Intervensi Amerika Serikat di Vietnam pada 1965 juga tak menyudahi perang di Indochina. Sebaliknya, konflik menjadi makin berlarut-larut dan menelan korban yang terus membesar.
Demikian pula Uni Soviet di Afghanistan pada 1979. Bahkan Rusia yang menjadi pewaris Uni Soviet melewati periode berdarah-darah ketika menghadapi separatisme Chechnya dengan perang dan bombardemen pada 1994-1995 dan 1999-2009.
Perang terakhir yang dilalui singkat oleh Rusia adalah Perang Georgia pada 2018, selain aneksasi Semenanjung Krimea pada 2014.
Putin berusaha mengulangi sukses perang kilat di Georgia dan Krimea pada 24 Februari tahun lalu. Ternyata, operasi militer ini tak berakhir sesingkat yang diharapkan.
Perang Ukraina malah akan genap memakan waktu saat tahun. Kini, baik Rusia maupun Ukraina, mempersiapkan diri menghadapi situasi perang yang makin buruk. Mereka berpacu dengan waktu untuk mencapai kemenangan paripurna.
Awalnya Ukraina sukses membalikkan pendulum perang sampai bisa merebut kembali kota Kherson pada pertengahan November tahun lalu.
Namun, Rusia sudah beradaptasi dengan situasi di medan perang dan belajar dari rangkaian kemunduran mereka di medan perang sebelum ini.
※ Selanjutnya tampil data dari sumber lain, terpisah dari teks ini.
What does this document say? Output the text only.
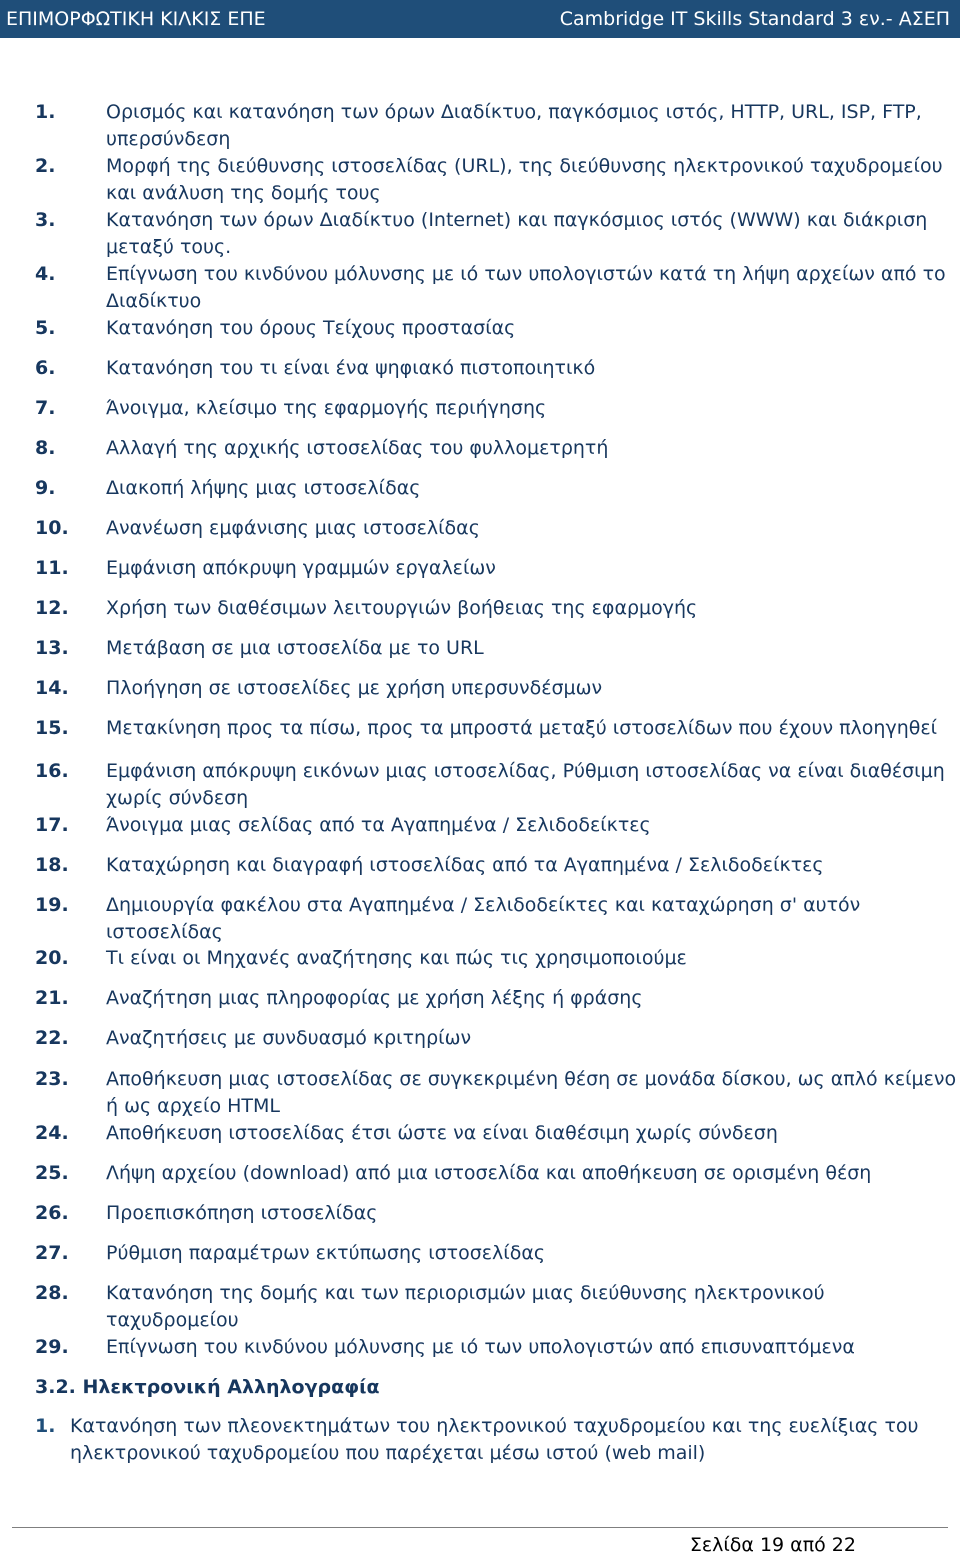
ΕΠΙΜΟΡΦΩΤΙΚΗ ΚΙΛΚΙΣ ΕΠΕ	Cambridge IT Skills Standard 3 εν.- ΑΣΕΠ
1.	Ορισμός και κατανόηση των όρων Διαδίκτυο, παγκόσμιος ιστός, HTTP, URL, ISP, FTP, υπερσύνδεση
2.	Μορφή της διεύθυνσης ιστοσελίδας (URL), της διεύθυνσης ηλεκτρονικού ταχυδρομείου και ανάλυση της δομής τους
3.	Κατανόηση των όρων Διαδίκτυο (Internet) και παγκόσμιος ιστός (WWW) και διάκριση μεταξύ τους.
4.	Επίγνωση του κινδύνου μόλυνσης με ιό των υπολογιστών κατά τη λήψη αρχείων από το Διαδίκτυο
5.	Κατανόηση του όρους Τείχους προστασίας
6.	Κατανόηση του τι είναι ένα ψηφιακό πιστοποιητικό
7.	Άνοιγμα, κλείσιμο της εφαρμογής περιήγησης
8.	Αλλαγή της αρχικής ιστοσελίδας του φυλλομετρητή
9.	Διακοπή λήψης μιας ιστοσελίδας
10. Ανανέωση εμφάνισης μιας ιστοσελίδας
11. Εμφάνιση απόκρυψη γραμμών εργαλείων
12. Χρήση των διαθέσιμων λειτουργιών βοήθειας της εφαρμογής
13. Μετάβαση σε μια ιστοσελίδα με το URL
14. Πλοήγηση σε ιστοσελίδες με χρήση υπερσυνδέσμων
15. Μετακίνηση προς τα πίσω, προς τα μπροστά μεταξύ ιστοσελίδων που έχουν πλοηγηθεί
16. Εμφάνιση απόκρυψη εικόνων μιας ιστοσελίδας, Ρύθμιση ιστοσελίδας να είναι διαθέσιμη χωρίς σύνδεση
17. Άνοιγμα μιας σελίδας από τα Αγαπημένα / Σελιδοδείκτες
18. Καταχώρηση και διαγραφή ιστοσελίδας από τα Αγαπημένα / Σελιδοδείκτες
19. Δημιουργία φακέλου στα Αγαπημένα / Σελιδοδείκτες και καταχώρηση σ' αυτόν ιστοσελίδας
20. Τι είναι οι Μηχανές αναζήτησης και πώς τις χρησιμοποιούμε
21. Αναζήτηση μιας πληροφορίας με χρήση λέξης ή φράσης
22. Αναζητήσεις με συνδυασμό κριτηρίων
23. Αποθήκευση μιας ιστοσελίδας σε συγκεκριμένη θέση σε μονάδα δίσκου, ως απλό κείμενο ή ως αρχείο HTML
24. Αποθήκευση ιστοσελίδας έτσι ώστε να είναι διαθέσιμη χωρίς σύνδεση
25. Λήψη αρχείου (download) από μια ιστοσελίδα και αποθήκευση σε ορισμένη θέση
26. Προεπισκόπηση ιστοσελίδας
27. Ρύθμιση παραμέτρων εκτύπωσης ιστοσελίδας
28. Κατανόηση της δομής και των περιορισμών μιας διεύθυνσης ηλεκτρονικού ταχυδρομείου
29. Επίγνωση του κινδύνου μόλυνσης με ιό των υπολογιστών από επισυναπτόμενα
3.2. Ηλεκτρονική Αλληλογραφία
1. Κατανόηση των πλεονεκτημάτων του ηλεκτρονικού ταχυδρομείου και της ευελίξιας του ηλεκτρονικού ταχυδρομείου που παρέχεται μέσω ιστού (web mail)
Σελίδα 19 από 22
Rusia pun menemukan lagi pijakannya sampai bersiap melancarkan operasi militer besar-besaran yang bertepatan dengan setahun invasi mereka di Ukraina.
Semakin sulit dihentikan
Pertanyaannya, apakah momentum yang lagi dipegang Rusia ini membuat Ukraina dan Barat, khususnya Amerika Serikat, mundur dari posisi politiknya? Jawabannya, kecil kemungkinannya, mengingat mereka sudah mengerahkan begitu banyak sumber daya, mulai dana sampai senjata.
Lagi pula, situasi sama terjadi saat Ukraina mencapai kemajuan di medan perang beberapa bulan lalu, Rusia pun sama sekali bergeming dari posisinya.
Yang ada, kedua belah pihak terus meningkatkan pengerahan kekuatan militer pada tingkat maksimum, sampai-sampai hal yang dulu tabu dilakukan, sekarang malah menjadi opsi utama.
Eropa dan Amerika Serikat misalnya. Mereka kini tak lagi sungkan-sungkan memasok Ukraina dengan tank tempur canggih seperti Leopard 2, jet tempur seperti F-16, dan sistem artileri berat berdaya jangkau jauh.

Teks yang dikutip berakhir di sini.